This post is based on a conversation I had with Allan Adams at Mathcamp a few summers ago, and I was reminded of it by an aside in Mike Freedman’s talk in Scott’s backyard on Friday. As usual with blog posts based on other people’s talks, all good ideas in this post should be attributed to Allan and Mike and all mistakes to me. Furthermore I think everything I say here is obvious to people who actually know physics.
My basic confusion was how physical intuition (in particular in quantum field theory) could be applied to so many mathematical settings when there’s only one physical world so there’s no reason to think any intuition built up within that single example would apply any more generally than that one example. What Allan pointed out to me is that it’s not true that physicists are only studying one example. Although there may only be one fundamental theory of physics, by looking at various particular physical systems the limiting behavior becomes its own theory. The physics at the surface of a black hole can be thought of as its own example; the physics of superconductors is its own example; etc. Because all of these examples are physical (they involve minimizing actions, they’re quantum, etc.) they have a lot of attributes in common, so intuition and general techniques can be developed by understanding their commonalities.

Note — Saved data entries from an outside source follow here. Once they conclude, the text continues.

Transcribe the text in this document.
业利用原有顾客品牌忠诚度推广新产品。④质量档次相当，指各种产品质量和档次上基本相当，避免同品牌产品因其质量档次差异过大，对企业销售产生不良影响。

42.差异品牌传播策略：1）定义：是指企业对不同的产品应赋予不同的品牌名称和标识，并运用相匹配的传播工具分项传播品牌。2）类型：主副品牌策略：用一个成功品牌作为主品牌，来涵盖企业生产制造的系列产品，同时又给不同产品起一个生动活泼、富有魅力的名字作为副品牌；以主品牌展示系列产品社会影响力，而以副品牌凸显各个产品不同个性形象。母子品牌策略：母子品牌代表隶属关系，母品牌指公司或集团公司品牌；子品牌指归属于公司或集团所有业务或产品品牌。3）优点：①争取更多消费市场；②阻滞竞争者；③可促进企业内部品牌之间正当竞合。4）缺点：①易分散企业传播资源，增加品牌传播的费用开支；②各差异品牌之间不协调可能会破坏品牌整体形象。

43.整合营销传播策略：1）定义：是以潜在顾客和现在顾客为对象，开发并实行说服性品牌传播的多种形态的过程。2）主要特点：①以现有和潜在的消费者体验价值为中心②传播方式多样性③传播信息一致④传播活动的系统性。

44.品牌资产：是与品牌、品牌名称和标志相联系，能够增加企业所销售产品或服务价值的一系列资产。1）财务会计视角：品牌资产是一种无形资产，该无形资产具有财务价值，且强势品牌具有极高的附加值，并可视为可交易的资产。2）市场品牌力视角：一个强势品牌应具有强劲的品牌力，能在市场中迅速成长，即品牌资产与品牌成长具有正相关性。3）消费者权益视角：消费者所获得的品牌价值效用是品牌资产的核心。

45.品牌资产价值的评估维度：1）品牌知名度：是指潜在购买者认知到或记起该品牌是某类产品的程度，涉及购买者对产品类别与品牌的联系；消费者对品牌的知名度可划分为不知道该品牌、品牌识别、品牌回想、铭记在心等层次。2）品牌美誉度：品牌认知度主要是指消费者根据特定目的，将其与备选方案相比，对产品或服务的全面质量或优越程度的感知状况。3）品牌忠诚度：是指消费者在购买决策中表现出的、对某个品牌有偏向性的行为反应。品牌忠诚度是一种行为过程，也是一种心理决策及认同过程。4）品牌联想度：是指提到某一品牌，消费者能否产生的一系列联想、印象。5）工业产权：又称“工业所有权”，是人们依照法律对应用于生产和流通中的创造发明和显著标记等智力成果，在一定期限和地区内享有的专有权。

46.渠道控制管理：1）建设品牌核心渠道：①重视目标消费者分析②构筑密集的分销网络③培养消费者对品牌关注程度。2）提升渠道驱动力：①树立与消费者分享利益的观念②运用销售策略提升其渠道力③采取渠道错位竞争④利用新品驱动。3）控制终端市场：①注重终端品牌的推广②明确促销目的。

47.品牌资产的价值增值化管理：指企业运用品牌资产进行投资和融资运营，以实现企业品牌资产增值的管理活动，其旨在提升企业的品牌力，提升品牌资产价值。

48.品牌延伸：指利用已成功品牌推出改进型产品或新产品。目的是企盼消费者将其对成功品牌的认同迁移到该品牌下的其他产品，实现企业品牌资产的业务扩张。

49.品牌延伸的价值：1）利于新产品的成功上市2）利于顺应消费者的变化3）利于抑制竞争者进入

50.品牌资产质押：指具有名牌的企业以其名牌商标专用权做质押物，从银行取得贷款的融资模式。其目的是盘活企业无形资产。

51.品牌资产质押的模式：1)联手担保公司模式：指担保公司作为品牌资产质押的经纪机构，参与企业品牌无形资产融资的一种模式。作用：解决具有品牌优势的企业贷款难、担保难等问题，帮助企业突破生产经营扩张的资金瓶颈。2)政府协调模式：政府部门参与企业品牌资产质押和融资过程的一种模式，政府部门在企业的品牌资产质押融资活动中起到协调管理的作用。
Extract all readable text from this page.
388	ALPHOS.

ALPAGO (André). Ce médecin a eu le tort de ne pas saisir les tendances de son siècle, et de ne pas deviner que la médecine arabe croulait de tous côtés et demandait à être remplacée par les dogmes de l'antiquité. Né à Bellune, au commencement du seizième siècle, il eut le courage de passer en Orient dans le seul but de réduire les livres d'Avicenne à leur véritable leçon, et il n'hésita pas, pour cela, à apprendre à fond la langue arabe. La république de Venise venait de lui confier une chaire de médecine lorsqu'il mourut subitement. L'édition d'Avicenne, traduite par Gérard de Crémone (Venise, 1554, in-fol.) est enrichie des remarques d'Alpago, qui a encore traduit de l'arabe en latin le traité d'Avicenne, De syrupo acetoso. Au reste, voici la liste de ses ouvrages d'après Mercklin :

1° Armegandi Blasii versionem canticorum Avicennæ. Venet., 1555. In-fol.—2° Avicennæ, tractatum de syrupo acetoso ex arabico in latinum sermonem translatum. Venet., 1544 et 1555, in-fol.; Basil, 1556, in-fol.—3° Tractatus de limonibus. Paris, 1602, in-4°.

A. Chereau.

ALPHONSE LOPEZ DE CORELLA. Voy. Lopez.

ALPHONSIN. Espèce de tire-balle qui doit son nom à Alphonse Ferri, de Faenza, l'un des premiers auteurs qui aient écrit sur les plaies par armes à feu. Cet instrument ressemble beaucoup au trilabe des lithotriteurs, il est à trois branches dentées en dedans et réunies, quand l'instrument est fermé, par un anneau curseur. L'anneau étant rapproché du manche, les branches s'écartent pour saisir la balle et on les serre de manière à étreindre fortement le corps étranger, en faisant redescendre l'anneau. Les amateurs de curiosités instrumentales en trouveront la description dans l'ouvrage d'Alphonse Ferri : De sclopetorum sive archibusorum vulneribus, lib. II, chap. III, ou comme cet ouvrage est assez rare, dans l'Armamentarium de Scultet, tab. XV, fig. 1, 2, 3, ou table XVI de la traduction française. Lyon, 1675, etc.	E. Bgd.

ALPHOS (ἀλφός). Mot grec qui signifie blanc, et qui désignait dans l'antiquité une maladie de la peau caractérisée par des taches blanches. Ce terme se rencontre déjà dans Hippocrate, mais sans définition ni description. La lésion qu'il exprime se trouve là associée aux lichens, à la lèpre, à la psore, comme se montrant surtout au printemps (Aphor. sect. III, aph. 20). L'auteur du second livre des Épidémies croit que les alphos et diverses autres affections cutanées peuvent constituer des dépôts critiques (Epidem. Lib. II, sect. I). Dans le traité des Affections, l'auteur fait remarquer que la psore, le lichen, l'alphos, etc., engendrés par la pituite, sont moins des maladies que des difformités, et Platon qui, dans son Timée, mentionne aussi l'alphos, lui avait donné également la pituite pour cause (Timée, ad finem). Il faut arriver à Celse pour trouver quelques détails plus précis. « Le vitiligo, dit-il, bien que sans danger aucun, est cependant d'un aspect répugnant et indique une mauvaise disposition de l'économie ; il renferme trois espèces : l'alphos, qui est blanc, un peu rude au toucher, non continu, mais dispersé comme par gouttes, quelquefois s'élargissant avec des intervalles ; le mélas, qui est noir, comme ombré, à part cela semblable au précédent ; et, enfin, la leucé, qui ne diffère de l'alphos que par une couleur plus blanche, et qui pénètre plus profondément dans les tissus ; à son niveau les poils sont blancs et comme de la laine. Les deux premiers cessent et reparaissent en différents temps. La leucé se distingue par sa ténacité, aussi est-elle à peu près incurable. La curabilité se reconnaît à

Mike made two comments in his talk (on K-theory and superconductors) that flesh out this idea further. He was discussing the BCS superconductor and explained that when physicists refer to a theory by initials they’re not just being polite, what they mean is that you’re studying the mathematical model rather than any particularly instantation of it. In particular, the model doesn’t care if there are exactly 10^9 electron pairs or the exact composition of the material, it is studying the abstract setting that appears in the limit. By calling it the “BCS superconductor” they mean that in some sense they’re studying the physics of a different world. In particular, in the BCS setting since you’re assuming that there’s a huge sea of electron pairs the “vacuum” consists of this huge sea. This explains how physicists can develop intuition for more general notions of vacuum: they’re not always studying the absolute vacuum, they’re also studying other systems with states that have the properties of being a “vacuum.” This particular vacuum has a delightfully strange property. Since a new electron pair doesn’t change the underlying vacuum, in this “world” electric charge isn’t preserved!